Chas Pravdy - 14 octobre 2025 13:25

Depuis l’été 2025, l’Ukraine mène une campagne active visant des éléments clés de l’infrastructure pétrolière russe, notamment des raffineries et des terminaux pétroliers situés en profondeur dans le territoire ennemi.

Ces actions ont déjà profondément modifié le paysage énergétique et financier de la Russie, longtemps considéré comme stable et impénétrable.

Au début, ces attaques semblaient principalement symboliques, destinées à démontrer la capacité ukrainienne et à exercer une pression psychologique.

Cependant, aujourd’hui, elles ont évolué en une opération stratégique systémique visant à détruire le cœur de la filière de raffinage du pétrole russe, provoquant des dommages durables et des perturbations économiques sérieuses.

La semaine dernière, des drones ukrainiens ont ciblé plusieurs sites à Feodossia et à Ufa, avec une attaque notable le 13 octobre sur le plus grand terminal pétrolier de Crimée, provoquant plusieurs incendies dans des réservoirs.

Par ailleurs, début octobre, d’autres attaques ont entraîné des incendies massifs et des colonnes de fumée allant jusqu’à 12 kilomètres.

À Ufa, le 11 octobre, une attaque de drone a causé des explosions et un grand incendie à « Bashneft-UNPZ », l’une des plus grandes raffineries russes.

Ces frappes illustrent la capacité de l’Ukraine à atteindre des objectifs stratégiques profondément en territoire russe, infligeant des coups tant économiques que psychologiques.

En réponse, les forces russes doivent mobiliser des ressources considérables pour protéger les infrastructures essentielles et limiter les dégâts, ce qui aggrave leur crise.
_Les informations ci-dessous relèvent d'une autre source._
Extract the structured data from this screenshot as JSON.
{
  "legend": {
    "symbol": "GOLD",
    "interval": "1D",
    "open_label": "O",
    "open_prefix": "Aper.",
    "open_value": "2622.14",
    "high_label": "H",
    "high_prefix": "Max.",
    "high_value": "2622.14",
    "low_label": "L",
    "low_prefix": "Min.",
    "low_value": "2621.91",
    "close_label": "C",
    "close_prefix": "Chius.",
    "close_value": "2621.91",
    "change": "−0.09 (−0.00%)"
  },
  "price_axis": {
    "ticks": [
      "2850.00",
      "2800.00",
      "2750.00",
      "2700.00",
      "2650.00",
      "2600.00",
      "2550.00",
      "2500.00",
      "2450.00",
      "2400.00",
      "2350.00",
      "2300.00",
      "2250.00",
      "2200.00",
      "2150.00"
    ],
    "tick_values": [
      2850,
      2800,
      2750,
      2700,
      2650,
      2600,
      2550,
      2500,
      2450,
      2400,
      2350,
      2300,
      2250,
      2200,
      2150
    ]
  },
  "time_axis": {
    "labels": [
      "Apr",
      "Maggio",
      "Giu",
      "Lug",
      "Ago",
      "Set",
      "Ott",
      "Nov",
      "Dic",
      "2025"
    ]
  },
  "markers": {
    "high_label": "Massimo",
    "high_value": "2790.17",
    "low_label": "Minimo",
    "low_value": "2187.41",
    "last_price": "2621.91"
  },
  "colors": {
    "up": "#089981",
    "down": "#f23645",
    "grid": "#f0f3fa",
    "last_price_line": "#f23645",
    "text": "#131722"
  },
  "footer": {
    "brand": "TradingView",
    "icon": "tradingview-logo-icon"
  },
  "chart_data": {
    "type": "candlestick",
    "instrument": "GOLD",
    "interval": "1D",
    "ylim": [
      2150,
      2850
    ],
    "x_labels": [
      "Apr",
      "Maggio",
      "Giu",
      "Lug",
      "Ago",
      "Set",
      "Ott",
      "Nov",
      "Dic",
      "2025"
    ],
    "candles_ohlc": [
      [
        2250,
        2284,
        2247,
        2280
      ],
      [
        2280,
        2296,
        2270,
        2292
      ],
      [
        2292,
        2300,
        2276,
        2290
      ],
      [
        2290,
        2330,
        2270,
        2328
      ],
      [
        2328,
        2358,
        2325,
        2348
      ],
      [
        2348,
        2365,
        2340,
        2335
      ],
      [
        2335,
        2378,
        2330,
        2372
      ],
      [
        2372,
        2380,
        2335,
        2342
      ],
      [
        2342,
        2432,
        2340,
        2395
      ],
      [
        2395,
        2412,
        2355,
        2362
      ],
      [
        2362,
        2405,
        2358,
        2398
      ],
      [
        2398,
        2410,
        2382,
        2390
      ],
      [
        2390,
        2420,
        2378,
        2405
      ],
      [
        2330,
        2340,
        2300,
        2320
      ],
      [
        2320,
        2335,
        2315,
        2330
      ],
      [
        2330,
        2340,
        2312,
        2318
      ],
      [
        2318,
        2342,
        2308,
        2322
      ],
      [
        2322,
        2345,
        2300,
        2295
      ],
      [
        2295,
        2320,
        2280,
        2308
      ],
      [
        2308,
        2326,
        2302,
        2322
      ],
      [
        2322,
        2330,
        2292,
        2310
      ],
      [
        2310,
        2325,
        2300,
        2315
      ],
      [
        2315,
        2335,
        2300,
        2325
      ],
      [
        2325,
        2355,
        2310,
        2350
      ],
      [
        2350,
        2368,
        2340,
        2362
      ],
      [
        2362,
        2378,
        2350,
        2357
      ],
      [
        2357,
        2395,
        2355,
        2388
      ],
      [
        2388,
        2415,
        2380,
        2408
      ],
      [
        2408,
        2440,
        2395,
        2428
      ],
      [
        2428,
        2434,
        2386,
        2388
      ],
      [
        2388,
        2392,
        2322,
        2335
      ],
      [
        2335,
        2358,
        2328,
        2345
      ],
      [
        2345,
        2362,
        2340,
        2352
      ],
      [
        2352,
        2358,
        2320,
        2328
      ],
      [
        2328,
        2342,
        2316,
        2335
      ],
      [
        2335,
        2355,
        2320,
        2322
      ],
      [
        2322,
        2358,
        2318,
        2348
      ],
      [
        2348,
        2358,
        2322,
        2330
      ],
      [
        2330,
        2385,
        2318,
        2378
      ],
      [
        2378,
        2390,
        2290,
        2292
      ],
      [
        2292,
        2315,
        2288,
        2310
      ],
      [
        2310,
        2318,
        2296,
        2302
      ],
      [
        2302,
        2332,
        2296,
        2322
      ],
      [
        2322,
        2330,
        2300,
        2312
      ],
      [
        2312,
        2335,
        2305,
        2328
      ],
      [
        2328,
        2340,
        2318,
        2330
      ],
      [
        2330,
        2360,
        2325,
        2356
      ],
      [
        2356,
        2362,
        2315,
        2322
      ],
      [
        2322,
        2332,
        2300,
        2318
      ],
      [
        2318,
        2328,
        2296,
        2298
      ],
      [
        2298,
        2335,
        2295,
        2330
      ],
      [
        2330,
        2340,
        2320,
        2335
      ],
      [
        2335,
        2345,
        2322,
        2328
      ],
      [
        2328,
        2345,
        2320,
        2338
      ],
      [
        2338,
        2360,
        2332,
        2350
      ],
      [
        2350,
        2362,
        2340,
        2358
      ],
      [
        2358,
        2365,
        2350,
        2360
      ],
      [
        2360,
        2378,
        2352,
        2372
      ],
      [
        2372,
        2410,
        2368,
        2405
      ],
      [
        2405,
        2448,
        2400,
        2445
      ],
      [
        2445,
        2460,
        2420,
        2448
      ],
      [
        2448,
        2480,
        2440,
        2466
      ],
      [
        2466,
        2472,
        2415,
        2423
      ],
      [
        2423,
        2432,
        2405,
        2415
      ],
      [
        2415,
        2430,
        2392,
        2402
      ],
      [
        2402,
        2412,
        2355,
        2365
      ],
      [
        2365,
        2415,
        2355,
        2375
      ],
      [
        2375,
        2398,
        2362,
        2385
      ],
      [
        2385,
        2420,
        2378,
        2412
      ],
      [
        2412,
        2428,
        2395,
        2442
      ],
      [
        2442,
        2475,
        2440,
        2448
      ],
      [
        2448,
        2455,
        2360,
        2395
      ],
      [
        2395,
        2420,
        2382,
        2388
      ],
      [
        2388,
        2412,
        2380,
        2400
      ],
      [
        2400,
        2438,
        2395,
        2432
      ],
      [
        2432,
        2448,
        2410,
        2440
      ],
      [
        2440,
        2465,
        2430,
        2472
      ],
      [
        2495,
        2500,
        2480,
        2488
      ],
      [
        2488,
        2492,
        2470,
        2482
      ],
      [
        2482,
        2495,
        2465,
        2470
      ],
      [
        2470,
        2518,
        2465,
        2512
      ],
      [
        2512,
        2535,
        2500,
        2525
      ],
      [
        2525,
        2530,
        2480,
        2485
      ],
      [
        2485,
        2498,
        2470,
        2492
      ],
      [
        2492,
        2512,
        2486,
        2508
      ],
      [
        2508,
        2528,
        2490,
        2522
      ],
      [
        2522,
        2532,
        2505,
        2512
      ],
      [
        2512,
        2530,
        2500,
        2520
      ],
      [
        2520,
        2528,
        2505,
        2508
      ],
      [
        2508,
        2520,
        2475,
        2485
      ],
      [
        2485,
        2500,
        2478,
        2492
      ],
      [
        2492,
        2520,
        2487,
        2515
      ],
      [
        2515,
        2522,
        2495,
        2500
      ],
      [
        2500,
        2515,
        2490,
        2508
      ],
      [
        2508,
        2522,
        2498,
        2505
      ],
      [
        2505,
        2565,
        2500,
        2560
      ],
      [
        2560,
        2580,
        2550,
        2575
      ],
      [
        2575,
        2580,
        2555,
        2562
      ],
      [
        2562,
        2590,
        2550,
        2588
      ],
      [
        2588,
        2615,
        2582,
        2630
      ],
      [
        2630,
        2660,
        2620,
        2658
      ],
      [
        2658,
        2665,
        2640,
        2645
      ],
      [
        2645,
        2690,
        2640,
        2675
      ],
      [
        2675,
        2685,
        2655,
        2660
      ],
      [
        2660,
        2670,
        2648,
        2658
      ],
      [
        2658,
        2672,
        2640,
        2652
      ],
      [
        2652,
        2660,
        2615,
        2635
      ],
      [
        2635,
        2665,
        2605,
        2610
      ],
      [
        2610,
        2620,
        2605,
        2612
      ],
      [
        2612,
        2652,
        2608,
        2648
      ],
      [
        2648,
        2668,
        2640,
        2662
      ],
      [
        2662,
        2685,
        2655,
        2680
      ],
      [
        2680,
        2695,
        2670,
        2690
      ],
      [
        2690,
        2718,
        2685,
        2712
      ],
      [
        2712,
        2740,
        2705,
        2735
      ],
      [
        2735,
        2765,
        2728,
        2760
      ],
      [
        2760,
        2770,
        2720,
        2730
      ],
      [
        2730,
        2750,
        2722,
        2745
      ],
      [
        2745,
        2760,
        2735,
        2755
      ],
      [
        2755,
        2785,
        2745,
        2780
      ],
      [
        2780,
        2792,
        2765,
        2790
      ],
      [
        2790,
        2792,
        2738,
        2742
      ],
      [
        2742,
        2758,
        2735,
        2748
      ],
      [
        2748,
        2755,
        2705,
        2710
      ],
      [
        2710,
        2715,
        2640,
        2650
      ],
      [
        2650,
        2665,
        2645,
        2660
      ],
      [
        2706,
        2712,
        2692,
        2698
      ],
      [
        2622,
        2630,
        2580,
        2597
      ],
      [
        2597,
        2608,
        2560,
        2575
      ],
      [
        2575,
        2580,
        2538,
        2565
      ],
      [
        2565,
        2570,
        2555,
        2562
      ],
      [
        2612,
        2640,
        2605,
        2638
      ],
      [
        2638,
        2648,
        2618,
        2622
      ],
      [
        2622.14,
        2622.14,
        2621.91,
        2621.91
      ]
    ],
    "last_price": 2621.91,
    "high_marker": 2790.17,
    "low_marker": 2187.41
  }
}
Des analyses de diverses agences, telles que BBC Verify, Financial Times, et des médias russes comme Syal, indiquent que plus d’un tiers de la capacité de raffinage russe est actuellement en panne ou gravement perturbée, représentant environ 2 millions de barils de pétrole brut traités par jour, soit près de 40 % de la capacité pré-guerre, sans produire d’essence, de diesel ou de carburéacteur.

Depuis le début de cette année, au moins 21 des 38 grandes raffineries russes ont été touchées, souvent à plusieurs reprises.

Des installations majeures comme Kinef, Ryazan, Noyabrisk et Astrakhan sont arrêtées ou partiellement opérationnelles.

En juin 2025, la Russie produisait environ 9,2 millions de barils de pétrole brut par jour, avec des exportations de produits raffinés atteignant près de 2,55 millions de barils par jour, et environ 3 millions restant sur le marché intérieur.

Durant cette période, les revenus liés à l’exportation de pétrole et de produits dérivés approchaient les 640-650 millions de dollars par jour.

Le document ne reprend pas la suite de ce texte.